メモリを削除しても回答の質が戻らないときの対処
メモリを削除したあとも回答がずれると感じる場合、コンテキストウィンドウに古い情報が残っている可能性があります。この場合は現在使っているチャットを閉じて新しいチャットを開きなおすと改善しやすくなります。
また、カスタム指示(Custom instructions)にも設定が残っている可能性があります。カスタム指示は「設定」→「パーソナライズ」→「カスタム指示」から確認・編集できます。メモリとカスタム指示は別の機能のため、どちらにも設定が存在する場合は両方を確認する必要があります。
それでも改善しない場合は、しばらくそのモデルから離れて別の作業を挟み、時間をおいてから新しいチャットを試すとリセット効果が出やすくなることがあります。原因が特定できないときはOpenAI公式ヘルプのコミュニティフォーラムで同様の症状を検索すると参考になります。
無料プランと有料プランでリセット機能に違いはあるか
メモリの個別削除・全件削除・オン・オフの操作は、無料プランでも基本的に利用できます。一方でメモリの性能(どれだけパーソナライズされた回答をするか)は、プランによって異なります。OpenAI公式によると、PlusとProプランはより長期間にわたってユーザーを理解する設計になっています。無料プランでは2025年6月以降に軽量版の機能が提供されています。

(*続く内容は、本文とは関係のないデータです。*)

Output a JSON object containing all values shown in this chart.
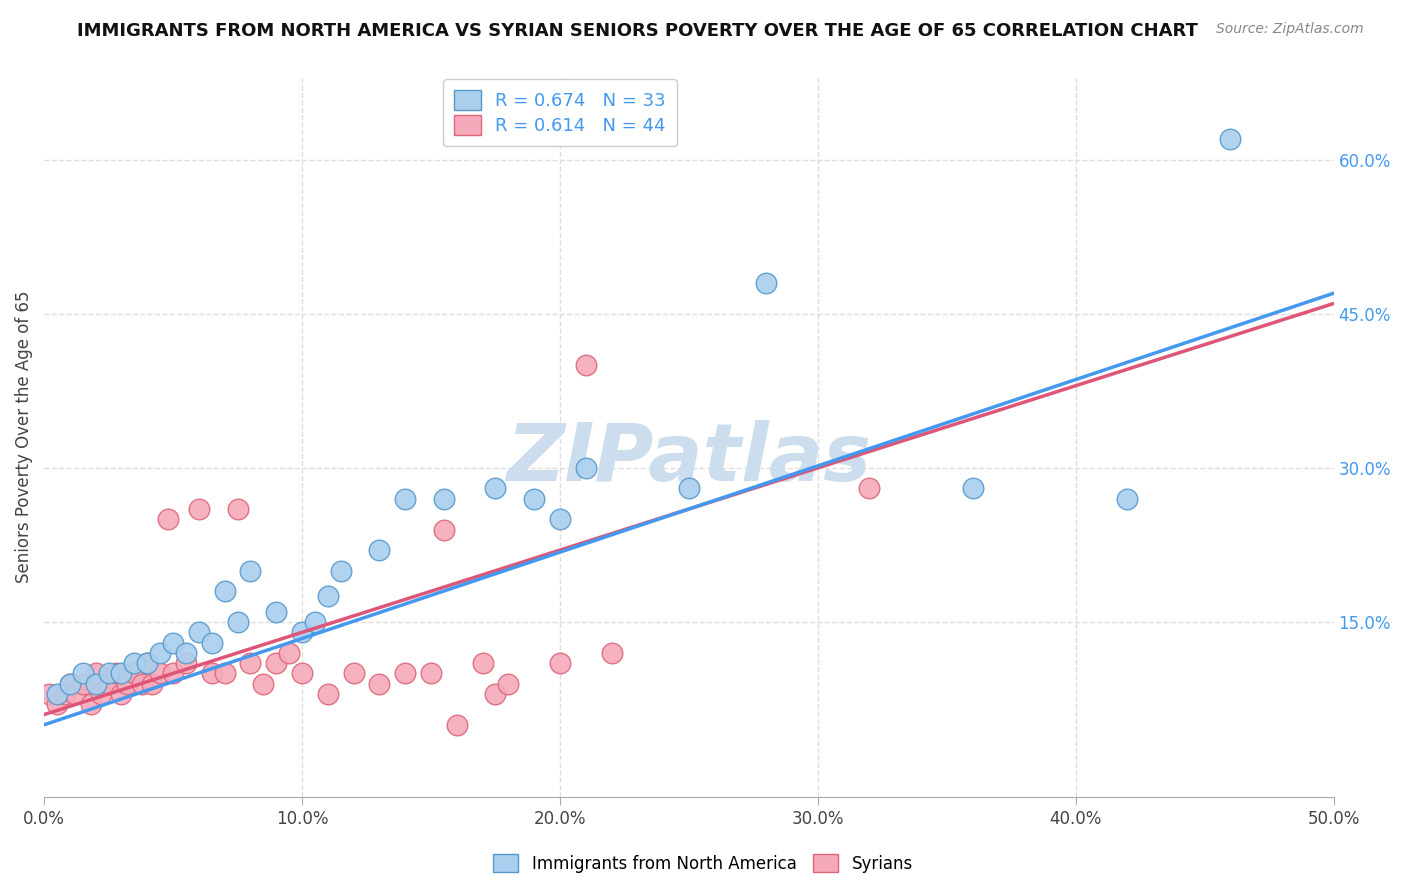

コンテキストウィンドウの上限もプランやモデルによって異なります。長い文章の作成や、複数のステップを踏む作業を一つの会話で完結させたい場合は、有料プランのほうが安定しやすい傾向があります。副業として本格的に活用するかどうかに合わせてプランを選ぶとよいでしょう。
料金プランの詳細はOpenAI公式サイトの「料金」ページで確認できます。無料で試してから判断することもできるため、まず無料の範囲で基本的なリセット操作を練習しておくとよいでしょう。
A:消えません。メモリは設定の「パーソナライズ」から別途削除する必要があります。
Q:メモリをオフにすれば情報が使われなくなりますか?
A:オフにすると以後の会話でメモリは使われなくなります。ただし保存済みのメモリは削除されず、再びオンにすると復活します。
- 削除後もOpenAI側には最大30日間ログが残る場合がある
- クライアントの機密情報は入力前に利用可能かを確認する
- 回答がずれるときはメモリとカスタム指示の両方を確認する
- 無料プランでもメモリの削除・オフ操作はできる
- 料金や機能の最新情報はOpenAI公式サイトで確認する
まとめ
チャットGPTのリセットは「新しいチャット」「メモリ削除」「チャット削除」の3種類があり、それぞれ操作場所と効果がまったく異なります。この違いを理解することが、AIをストレスなく使いこなす最初の一歩です。
今すぐ試せる行動として、設定の「パーソナライズ」からメモリ一覧を開き、自分の情報がどう保存されているかを一度確認してみましょう。不要なメモリを見つけたら削除し、副業作業に役立てたい条件は改めて「覚えておいて」と登録し直すと、今日からAIとのやり取りがスムーズになります。
仕組みを知れば、リセットは怖い操作ではなく「AIを整える作業」に変わります。使い方に合わせて少しずつ整理していけば、副業の作業効率は確実に上がっていきます。まずは一歩、自分のメモリ一覧を覗いてみてください。